The code snippet below illustrates a 256-bin histogram of 512 integer samples that are partitioned across 128 threads where each thread owns 4 samples.

#include <cub/cub.cuh>   // or equivalently <cub/block/block_histogram.cuh>

__global__ void ExampleKernel(...)
{
    // Specialize a 256-bin BlockHistogram type for a 1D block of 128 threads having 4 character samples each
    using BlockHistogram = cub::BlockHistogram<unsigned char, 128, 4, 256>;

    // Allocate shared memory for BlockHistogram
    __shared__ typename BlockHistogram::TempStorage temp_storage;

    // Allocate shared memory for block-wide histogram bin counts
    __shared__ unsigned int smem_histogram[256];

    // Obtain input samples per thread
    unsigned char thread_samples[4];
    ...

    // Compute the block-wide histogram
    BlockHistogram(temp_storage).Histogram(thread_samples, smem_histogram);

Template Parameters

CounterT[inferred] Histogram counter type

Parameters
  • items[in] Calling thread’s input values to histogram

  • histogram[out] Reference to shared/device-accessible memory histogram

template<typename CounterT>
inline void Composite(T (&items)[ITEMS_PER_THREAD], CounterT histogram[BINS])

Updates an existing block-wide histogram in shared/device-accessible memory. Each thread composites an array of input elements.

  • Efficiency is increased with increased granularity ITEMS_PER_THREAD. Performance is also typically increased until the additional register pressure or shared memory allocation size causes SM occupancy to fall too low. Consider variants of cub::BlockLoad for efficiently gathering a blocked arrangement of elements across threads.

  • A subsequent __syncthreads() threadblock barrier should be invoked after calling this method if the collective’s temporary storage (e.g., temp_storage) is to be reused or repurposed.

Snippet

The code snippet below illustrates a the initialization and update of a histogram of 512 integer samples that are partitioned across 128 threads where each thread owns 4 samples.

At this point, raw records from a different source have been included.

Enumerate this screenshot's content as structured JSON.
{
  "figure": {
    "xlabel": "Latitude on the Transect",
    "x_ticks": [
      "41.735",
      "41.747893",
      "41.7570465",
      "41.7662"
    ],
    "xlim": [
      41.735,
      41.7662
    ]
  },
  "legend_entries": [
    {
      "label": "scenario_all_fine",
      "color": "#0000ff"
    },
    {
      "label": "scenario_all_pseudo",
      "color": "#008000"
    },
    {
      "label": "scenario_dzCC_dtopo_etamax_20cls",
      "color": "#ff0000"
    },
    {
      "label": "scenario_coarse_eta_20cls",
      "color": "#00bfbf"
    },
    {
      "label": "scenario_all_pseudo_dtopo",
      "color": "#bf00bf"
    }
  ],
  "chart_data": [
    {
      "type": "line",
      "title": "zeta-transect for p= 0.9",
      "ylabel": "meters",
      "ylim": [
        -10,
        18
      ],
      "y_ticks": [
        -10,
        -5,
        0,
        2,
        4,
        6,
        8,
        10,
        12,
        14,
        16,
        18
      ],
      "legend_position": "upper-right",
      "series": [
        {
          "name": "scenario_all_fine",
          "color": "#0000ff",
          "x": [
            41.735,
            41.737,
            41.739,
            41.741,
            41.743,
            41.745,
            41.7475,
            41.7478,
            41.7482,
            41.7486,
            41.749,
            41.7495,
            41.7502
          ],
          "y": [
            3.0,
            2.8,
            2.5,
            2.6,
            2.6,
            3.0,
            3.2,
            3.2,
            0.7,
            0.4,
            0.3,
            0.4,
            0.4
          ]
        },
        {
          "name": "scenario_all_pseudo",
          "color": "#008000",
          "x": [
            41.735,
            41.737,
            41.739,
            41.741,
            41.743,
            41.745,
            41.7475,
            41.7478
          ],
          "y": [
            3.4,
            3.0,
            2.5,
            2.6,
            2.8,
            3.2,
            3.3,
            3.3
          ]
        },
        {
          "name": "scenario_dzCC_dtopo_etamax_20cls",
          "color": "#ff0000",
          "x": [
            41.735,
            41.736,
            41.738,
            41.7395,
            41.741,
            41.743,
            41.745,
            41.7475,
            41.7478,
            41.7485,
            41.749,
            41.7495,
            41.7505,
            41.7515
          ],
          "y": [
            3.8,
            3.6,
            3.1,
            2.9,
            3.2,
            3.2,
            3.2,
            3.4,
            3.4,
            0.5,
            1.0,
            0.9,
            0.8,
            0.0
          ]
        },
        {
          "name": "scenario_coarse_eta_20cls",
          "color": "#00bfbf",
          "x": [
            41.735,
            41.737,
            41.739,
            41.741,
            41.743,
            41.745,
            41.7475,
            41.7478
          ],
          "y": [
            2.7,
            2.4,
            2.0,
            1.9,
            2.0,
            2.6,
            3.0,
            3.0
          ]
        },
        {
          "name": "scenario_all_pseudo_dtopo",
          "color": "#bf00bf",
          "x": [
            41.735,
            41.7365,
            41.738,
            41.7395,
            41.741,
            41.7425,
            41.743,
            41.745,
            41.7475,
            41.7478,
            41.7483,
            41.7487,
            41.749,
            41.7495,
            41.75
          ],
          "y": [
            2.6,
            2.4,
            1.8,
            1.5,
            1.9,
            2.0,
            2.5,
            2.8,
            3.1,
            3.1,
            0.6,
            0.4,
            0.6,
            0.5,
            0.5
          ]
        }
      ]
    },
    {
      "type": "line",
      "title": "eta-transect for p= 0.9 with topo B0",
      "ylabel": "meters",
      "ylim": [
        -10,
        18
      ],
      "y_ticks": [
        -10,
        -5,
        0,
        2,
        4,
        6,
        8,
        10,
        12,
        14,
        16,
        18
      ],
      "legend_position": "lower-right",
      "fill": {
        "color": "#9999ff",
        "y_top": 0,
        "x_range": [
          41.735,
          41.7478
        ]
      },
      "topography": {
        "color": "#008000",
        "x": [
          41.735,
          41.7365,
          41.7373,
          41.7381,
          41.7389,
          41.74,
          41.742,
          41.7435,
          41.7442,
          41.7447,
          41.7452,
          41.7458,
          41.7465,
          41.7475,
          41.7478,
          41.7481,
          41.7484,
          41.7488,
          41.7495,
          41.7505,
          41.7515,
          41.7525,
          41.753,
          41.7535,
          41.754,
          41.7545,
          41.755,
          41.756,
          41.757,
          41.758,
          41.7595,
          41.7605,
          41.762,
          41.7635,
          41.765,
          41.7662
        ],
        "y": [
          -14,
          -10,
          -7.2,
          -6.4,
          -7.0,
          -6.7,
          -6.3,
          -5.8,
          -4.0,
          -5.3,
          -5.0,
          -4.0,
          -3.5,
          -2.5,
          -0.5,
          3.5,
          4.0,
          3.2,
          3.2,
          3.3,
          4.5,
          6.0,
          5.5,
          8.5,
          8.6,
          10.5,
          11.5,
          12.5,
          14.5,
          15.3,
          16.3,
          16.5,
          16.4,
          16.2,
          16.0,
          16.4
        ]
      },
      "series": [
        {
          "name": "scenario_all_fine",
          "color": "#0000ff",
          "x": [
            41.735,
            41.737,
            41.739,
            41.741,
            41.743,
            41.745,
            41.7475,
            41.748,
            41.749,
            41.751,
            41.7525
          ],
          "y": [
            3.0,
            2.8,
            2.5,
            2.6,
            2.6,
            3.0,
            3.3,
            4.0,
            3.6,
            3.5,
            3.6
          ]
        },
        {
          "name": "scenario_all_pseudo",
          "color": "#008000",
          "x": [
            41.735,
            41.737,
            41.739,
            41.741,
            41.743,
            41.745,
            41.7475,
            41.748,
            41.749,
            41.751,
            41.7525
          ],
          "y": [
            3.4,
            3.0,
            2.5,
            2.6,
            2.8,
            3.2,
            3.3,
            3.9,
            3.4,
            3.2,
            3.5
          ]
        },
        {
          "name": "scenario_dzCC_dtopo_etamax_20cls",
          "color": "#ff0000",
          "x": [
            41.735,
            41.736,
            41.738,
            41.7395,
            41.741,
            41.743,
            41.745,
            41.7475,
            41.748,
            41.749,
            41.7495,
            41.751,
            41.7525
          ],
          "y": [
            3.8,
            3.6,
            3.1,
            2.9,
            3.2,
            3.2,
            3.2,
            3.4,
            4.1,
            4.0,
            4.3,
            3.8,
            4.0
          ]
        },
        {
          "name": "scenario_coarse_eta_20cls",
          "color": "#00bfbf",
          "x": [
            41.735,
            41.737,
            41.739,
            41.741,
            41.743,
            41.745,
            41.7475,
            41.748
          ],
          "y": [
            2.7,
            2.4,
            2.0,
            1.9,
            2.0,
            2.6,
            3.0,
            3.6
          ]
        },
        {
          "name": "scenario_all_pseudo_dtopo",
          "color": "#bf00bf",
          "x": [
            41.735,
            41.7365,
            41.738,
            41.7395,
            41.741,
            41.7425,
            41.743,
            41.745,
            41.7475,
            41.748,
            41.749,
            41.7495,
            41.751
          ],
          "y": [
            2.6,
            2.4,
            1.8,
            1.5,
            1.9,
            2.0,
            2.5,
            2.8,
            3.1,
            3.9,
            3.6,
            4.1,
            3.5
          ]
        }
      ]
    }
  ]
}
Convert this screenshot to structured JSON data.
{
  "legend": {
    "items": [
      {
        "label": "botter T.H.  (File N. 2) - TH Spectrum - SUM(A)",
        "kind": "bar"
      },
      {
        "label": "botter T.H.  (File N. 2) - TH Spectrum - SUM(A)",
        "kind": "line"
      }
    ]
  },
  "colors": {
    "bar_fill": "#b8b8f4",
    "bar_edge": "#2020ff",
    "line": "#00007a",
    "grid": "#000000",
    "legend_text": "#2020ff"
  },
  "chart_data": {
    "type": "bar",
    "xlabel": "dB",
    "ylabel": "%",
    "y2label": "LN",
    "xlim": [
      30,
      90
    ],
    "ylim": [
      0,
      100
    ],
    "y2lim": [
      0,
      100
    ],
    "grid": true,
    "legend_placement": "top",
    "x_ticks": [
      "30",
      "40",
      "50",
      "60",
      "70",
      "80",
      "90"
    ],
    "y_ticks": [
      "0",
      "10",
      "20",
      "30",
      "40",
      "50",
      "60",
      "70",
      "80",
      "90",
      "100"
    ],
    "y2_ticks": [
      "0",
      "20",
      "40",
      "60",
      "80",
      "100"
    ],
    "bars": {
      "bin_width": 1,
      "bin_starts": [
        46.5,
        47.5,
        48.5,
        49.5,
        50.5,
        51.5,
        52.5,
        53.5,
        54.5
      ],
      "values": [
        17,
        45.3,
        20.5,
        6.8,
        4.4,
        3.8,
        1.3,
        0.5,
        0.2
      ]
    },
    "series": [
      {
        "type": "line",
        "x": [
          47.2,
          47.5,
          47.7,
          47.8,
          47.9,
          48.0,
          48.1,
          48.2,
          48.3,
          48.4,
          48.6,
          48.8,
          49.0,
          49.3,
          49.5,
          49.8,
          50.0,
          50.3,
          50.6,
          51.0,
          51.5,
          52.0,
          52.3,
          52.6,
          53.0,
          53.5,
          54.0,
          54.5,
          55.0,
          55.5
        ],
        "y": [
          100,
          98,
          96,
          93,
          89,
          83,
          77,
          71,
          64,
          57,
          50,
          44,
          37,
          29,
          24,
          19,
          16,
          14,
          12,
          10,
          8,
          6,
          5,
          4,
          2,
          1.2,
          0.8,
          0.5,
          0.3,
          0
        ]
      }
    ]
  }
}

#include <cub/cub.cuh>   // or equivalently <cub/block/block_histogram.cuh>

__global__ void ExampleKernel(...)
{
    // Specialize a 256-bin BlockHistogram type for a 1D block of 128 threads having 4 character samples each
    using BlockHistogram = cub::BlockHistogram<unsigned char, 128, 4, 256>;

    // Allocate shared memory for BlockHistogram
    __shared__ typename BlockHistogram::TempStorage temp_storage;

    // Allocate shared memory for block-wide histogram bin counts
    __shared__ unsigned int smem_histogram[256];

    // Obtain input samples per thread
    unsigned char thread_samples[4];
    ...

    // Initialize the block-wide histogram
    BlockHistogram(temp_storage).InitHistogram(smem_histogram);

    // Update the block-wide histogram
    BlockHistogram(temp_storage).Composite(thread_samples, smem_histogram);

Template Parameters

CounterT[inferred] Histogram counter type

Parameters
  • items[in] Calling thread’s input values to histogram

  • histogram[out] Reference to shared/device-accessible memory histogram

struct TempStorage : public Uninitialized<_TempStorage>

The operations exposed by BlockHistogram require a temporary memory allocation of this nested type for thread communication. This opaque storage can be allocated directly using the __shared__ keyword. Alternatively, it can be aliased to externally allocated memory (shared or global) or union’d with other storage allocation types to facilitate memory reuse.